Tail bound implies sub-Gaussian

Question

A random variable $X$ is sub-gaussian with parameter $\sigma^2$ if for all $ \lambda \in \mathbb{R}$, we have that $$\mathbb{E} e^{\lambda(X - \mathbb{E} X)} \leq e^{\lambda^2\sigma^2/2}$$

I want to show that if a r.v. $X$ satisfies the tail bound: for all $t \geq 0$, we have $$P(X - \mathbb{E} X \geq t) \leq e^{-t^2/2\sigma^2} \text{ and } P(X - \mathbb{E} X \leq -t) \leq e^{-t^2/2\sigma^2}$$ then $X$ is sub-gaussian with parameter $c \cdot \sigma^2$ for some constant $c$.

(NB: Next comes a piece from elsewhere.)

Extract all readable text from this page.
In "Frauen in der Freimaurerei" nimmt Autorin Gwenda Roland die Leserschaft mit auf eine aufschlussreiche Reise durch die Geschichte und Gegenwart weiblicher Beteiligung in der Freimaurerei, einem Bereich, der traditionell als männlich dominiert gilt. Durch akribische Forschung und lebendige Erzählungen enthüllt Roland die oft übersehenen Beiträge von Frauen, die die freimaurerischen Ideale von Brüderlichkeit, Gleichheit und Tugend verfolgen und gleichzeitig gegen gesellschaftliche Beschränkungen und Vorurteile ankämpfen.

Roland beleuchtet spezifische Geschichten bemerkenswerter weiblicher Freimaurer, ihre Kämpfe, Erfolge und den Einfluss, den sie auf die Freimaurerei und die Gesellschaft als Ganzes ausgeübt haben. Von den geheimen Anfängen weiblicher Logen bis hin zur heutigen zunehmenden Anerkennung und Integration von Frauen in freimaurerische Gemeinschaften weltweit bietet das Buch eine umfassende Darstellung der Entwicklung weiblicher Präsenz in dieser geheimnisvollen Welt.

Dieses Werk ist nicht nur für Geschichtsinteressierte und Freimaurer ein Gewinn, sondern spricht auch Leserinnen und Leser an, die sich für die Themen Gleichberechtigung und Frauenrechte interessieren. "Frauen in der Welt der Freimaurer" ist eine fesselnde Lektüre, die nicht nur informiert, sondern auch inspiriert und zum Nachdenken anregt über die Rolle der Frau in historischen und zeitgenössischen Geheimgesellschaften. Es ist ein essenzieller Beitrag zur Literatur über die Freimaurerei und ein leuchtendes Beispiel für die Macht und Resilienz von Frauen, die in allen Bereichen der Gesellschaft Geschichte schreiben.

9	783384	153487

My idea was to use that for a nonnegative random variable $Z$ we have that $\mathbb{E} Z = \int_0^{\infty} P(Z \geq t) \,dt$ and apply this to $Z = e^{\lambda(X - \mathbb{E} X)}$, but this gave a messy integral that I couldn't easily bound with what I wanted, and also only used the first half of the tail bound.

Answer 1

W.l.o.g. assume that $X$ is centered, i.e., $\mathsf{E}X=0$ (otherwise, condsider $X'=X-\mathsf{E}X$). Note that if $$ \mathsf{P}(|X|>t)\le 2e^{-t^2/(2\sigma^2)}, $$ then $\mathsf{E}|X|^k\le (2\sigma^2)^{k/2}k\Gamma(k/2)$ for all integers $k\ge 1$. Thus, using the Taylor series for $\exp(\cdot)$, for $\lambda>0$, \begin{align} \mathsf{E}\exp(\lambda X)&=1+\sum_{k\ge 2}\frac{\lambda^k\mathsf{E}|X|^k}{k!} \\ &\le 1+\sum_{k\ge 2}\frac{\lambda^k (2\sigma^2)^{k/2}k\Gamma(k/2)}{k!} \\ &\le 1+\left(1+\sqrt{\sigma^2\lambda^2/2}\right)\sum_{k\ge 1}\frac{(2\sigma^2\lambda^2)^k}{k!} \\ &= \exp(2\sigma^2\lambda^2)+\sqrt{\sigma^2\lambda^2/2}\left(\exp(2\sigma^2\lambda^2)-1\right) \\ &\le \exp(4\sigma^2\lambda^2). \end{align}